More stuff from 2006-02-08 on the analogy between modern America and the falling Byzantine Empire:

Porphyrogenitus writes (at above link),

One could draw a - very rough - parallel between "blue County" and "red County" America; use a County map rather than a State map and the contrast is starker than with a State map. ... Military deployment decisions were made on the basis of political rather than strategic need.

Update: The above link is broken. Here is a similar discussion. Again, search for "Manzikurt".

Dan Melson writes,

They are trading in the well being of us all in exchange for the hope of capturing power, much as the Ducases of Byzantium and with much the same results should they succeed (There are eerie parallels between the Ducases and the Kennedys, IMHO).

Paul Markham (long) writes,

The newly ascendant civil bureaucracy, however, were largely excluded from investing in Anatolia, and began buying up estates in the west, effectively splitting the Empire into an old money, Anatolian party and a new money, western bureaucratic party.

I see the current red state v. blue state conflict as a "religious" conflict between Christians and watered-down Marxists, as opposed to the Byzantine conflict, which seems to have been about property rather than religion.

I also wrote an essay called "The Care and Feeding of Scapegoats" that discusses "Progressivism" in religious terms.

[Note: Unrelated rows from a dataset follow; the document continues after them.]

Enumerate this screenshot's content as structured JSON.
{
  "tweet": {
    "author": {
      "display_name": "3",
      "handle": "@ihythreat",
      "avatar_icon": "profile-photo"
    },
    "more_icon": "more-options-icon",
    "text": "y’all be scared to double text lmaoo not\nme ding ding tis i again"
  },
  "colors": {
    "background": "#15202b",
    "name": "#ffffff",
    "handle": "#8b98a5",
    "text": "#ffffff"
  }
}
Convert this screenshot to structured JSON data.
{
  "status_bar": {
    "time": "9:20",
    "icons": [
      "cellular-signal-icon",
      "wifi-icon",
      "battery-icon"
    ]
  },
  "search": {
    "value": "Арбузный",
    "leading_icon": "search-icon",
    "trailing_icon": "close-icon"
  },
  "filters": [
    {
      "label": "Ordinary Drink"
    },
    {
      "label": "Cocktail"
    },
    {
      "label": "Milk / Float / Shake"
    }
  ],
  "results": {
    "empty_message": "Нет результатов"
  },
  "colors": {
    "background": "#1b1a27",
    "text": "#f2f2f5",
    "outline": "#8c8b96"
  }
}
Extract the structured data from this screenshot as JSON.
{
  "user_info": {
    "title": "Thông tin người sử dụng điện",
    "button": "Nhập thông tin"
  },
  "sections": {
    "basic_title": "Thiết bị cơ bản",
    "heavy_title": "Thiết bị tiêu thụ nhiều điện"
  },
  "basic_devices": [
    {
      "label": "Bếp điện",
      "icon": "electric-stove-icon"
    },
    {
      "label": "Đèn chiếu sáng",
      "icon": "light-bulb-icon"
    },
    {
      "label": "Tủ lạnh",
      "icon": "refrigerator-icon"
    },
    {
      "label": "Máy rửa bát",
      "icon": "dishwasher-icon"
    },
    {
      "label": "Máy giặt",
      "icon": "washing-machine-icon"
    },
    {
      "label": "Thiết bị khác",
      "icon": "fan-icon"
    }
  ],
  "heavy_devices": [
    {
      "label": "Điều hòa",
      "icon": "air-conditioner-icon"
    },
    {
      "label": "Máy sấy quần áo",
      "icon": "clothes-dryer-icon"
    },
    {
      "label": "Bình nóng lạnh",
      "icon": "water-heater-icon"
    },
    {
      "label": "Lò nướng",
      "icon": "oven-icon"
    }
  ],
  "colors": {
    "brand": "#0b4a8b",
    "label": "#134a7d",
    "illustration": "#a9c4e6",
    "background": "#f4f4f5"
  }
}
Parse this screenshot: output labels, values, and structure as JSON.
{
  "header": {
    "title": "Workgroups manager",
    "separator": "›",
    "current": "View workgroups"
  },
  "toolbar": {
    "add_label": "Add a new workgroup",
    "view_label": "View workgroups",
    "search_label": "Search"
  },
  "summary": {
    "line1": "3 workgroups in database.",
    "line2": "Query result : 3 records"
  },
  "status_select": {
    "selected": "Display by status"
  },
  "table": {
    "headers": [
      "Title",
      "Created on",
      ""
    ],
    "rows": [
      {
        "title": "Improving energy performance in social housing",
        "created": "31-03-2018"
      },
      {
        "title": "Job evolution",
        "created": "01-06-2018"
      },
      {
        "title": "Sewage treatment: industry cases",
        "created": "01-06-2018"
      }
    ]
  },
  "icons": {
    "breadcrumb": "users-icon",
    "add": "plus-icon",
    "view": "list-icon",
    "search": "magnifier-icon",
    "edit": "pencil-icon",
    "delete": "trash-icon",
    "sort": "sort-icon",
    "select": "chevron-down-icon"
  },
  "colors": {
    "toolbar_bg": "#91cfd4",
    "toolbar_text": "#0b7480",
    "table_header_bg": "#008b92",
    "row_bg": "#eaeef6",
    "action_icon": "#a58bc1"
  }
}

There is a tendency for new religions and intellectual fashions to catch on faster in cities than in rural areas. The word, "pagan," comes from a Latin word for "rural," and reflects the fact that Christianity became popular in cities while the older religions were still popular among people who lived in the country. The Byzantine empire was also divided along urban vs. rural lines, and these divisions were a large part of the reason why it fell. The modern US is similarly divided between the "blue" urban counties where Progressivism, represented by the Democratic Party, is dominant, and "red" rural counties where Christianity, represented by the Republican Party, is dominant.